Les Fruits du Marché Louis-Jules Mancini-Mazarini (1716 - 1798)

A l’heure où le marché foisonne
Des fruits divers que septembre nous donne,
Alison l’argent à la main,
Alison prudente personne,
Appréciait les bienfaits de Pomone
Avec un œil sûr, économe et fin.
Mille paniers rangés avec adresse
Charmaient les yeux par leur éclat divers ;
Mais cette rue enchanteresse
Cachait des fruits gâtés ou verts,
Que des marchands la malice traîtresse
Au second rang tenait clos et couverts :
Couverts de fleurs; c’est ainsi qu’on en use
Par tout pays en ce siècle pervers.
Montrez-moi dans tout l’univers
Un lieu que n’assiège la ruse.
Alison voit le piège, elle le voit fort bien ;
Partant elle n’achète rien,
Et s’en retourna les mains vidés,
Détestant des vendeurs les astuces perfides.
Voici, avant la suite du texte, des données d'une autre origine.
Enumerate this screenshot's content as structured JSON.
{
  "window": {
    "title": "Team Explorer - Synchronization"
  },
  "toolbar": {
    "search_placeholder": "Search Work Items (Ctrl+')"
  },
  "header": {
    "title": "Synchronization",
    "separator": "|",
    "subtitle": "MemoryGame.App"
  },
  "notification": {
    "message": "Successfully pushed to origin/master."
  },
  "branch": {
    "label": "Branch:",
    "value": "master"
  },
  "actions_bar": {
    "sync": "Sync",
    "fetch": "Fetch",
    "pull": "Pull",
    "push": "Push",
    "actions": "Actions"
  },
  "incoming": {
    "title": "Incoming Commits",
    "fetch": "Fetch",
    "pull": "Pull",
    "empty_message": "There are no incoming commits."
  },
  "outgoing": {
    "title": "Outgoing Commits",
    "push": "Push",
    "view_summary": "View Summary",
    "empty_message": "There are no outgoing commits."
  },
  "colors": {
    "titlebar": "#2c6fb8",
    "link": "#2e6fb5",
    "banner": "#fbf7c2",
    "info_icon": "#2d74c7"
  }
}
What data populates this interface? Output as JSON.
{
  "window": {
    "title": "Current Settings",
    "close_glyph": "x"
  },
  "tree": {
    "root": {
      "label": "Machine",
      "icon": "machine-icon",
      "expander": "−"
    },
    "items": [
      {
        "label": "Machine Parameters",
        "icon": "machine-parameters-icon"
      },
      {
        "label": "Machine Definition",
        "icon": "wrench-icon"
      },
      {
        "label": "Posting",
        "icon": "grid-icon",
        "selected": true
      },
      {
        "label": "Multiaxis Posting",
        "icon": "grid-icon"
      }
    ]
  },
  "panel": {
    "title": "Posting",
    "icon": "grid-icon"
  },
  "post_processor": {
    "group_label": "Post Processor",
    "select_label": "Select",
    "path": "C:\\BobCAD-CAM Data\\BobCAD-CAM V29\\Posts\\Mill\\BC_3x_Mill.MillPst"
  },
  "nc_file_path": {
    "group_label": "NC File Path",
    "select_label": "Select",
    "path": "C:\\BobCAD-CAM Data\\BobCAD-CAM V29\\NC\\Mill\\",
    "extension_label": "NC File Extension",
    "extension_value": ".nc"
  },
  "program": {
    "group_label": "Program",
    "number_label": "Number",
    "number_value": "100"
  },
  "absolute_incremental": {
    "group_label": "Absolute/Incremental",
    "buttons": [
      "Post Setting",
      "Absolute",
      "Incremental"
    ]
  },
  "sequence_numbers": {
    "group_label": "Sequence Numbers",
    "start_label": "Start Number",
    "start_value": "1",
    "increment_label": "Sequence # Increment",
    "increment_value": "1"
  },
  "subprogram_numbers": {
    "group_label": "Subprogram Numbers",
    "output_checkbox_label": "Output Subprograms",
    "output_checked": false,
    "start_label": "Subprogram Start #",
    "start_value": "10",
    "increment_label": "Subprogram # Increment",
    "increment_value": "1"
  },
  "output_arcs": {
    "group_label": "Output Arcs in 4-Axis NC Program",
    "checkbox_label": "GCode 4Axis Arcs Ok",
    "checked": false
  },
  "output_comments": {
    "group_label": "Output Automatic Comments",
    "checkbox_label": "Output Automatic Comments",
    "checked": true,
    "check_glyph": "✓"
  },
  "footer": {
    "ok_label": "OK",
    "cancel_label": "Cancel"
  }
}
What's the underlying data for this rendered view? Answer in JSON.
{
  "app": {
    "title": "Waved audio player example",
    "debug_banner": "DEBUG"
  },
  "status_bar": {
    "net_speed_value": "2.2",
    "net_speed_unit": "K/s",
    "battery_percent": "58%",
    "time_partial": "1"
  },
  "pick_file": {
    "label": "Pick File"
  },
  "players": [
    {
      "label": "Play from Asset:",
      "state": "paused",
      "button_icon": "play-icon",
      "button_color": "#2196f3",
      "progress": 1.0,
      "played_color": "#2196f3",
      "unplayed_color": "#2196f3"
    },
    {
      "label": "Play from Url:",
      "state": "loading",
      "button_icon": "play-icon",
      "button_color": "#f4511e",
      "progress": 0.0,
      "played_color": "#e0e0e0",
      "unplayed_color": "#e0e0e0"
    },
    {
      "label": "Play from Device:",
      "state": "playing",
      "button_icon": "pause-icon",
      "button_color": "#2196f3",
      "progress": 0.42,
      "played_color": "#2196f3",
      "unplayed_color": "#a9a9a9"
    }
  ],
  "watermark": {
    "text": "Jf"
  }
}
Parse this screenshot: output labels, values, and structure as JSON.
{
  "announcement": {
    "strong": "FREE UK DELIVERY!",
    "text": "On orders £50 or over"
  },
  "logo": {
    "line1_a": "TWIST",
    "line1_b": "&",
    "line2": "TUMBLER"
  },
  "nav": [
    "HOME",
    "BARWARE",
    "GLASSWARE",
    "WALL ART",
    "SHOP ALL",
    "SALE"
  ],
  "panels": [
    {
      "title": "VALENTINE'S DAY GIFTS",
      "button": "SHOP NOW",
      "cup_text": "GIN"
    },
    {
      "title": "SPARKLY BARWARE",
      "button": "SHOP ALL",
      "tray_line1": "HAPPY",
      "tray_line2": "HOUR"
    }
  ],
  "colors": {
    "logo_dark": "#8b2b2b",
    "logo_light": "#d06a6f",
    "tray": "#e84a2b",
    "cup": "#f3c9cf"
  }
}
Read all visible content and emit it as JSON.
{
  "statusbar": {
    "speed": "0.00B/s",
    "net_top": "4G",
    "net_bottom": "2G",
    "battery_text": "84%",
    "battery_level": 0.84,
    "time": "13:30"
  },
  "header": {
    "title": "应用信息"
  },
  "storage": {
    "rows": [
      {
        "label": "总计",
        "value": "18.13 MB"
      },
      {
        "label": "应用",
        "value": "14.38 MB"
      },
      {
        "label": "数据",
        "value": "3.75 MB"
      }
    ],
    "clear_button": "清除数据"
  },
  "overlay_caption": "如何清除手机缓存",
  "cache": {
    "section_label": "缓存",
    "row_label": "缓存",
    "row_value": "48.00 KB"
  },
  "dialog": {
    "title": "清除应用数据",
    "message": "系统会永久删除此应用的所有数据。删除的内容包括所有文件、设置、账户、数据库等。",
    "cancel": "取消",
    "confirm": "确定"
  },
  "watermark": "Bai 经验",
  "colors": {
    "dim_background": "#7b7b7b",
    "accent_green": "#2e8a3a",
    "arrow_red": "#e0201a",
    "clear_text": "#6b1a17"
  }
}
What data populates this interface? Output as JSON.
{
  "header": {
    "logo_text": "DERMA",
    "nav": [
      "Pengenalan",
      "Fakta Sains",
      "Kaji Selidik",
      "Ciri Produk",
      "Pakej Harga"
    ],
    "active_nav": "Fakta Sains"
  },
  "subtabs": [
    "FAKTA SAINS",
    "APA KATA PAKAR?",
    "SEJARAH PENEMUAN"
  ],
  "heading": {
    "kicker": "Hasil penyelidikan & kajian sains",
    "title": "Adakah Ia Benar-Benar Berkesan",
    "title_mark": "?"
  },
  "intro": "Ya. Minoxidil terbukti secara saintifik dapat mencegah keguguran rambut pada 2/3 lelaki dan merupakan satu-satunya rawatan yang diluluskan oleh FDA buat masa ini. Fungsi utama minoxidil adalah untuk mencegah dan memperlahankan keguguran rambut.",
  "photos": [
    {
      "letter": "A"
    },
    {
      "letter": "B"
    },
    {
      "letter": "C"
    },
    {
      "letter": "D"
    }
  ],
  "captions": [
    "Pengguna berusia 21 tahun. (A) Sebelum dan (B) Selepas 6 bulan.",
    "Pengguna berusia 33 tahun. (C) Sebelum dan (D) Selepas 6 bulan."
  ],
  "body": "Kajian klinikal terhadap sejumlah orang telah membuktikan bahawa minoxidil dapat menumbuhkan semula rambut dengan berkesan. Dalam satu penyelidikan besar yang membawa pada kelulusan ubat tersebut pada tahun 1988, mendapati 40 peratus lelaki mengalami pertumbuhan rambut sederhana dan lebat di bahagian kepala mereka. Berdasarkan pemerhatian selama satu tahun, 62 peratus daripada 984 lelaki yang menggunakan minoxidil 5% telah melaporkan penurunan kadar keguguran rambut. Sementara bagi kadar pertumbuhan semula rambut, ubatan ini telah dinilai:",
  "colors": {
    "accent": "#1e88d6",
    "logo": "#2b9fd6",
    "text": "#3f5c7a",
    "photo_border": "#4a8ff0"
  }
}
La pauvre fille, elle pleuvait
De ne pouvoir porter à soit bon maître
Le beau dessert qu’il espérait.
Un sage par hasard était à sa fenêtre ,
Observant les passants peut-être ;
Il la voit, il descend, lui demande pourquoi
Elle se trouve en tel émoi.
Alison raconte sa chance.
Lors le vieillard : Allez, ma belle enfant,
Ayez toujours même prudence :
Mais reprenez votre air content;
Retournez au patron que vous chérissez tant;
Dites-lui de ma part, qu’au commerce des hommes
Il apporte l’attention ,
L’examen, la précaution.
Que vous mettez à marchander des pommes.
Il vous remerciera, j’en serais caution ,
Pour peu qu’il ait la tête bonne.
Cette leçon vaut bien tous les fruits de l’automne.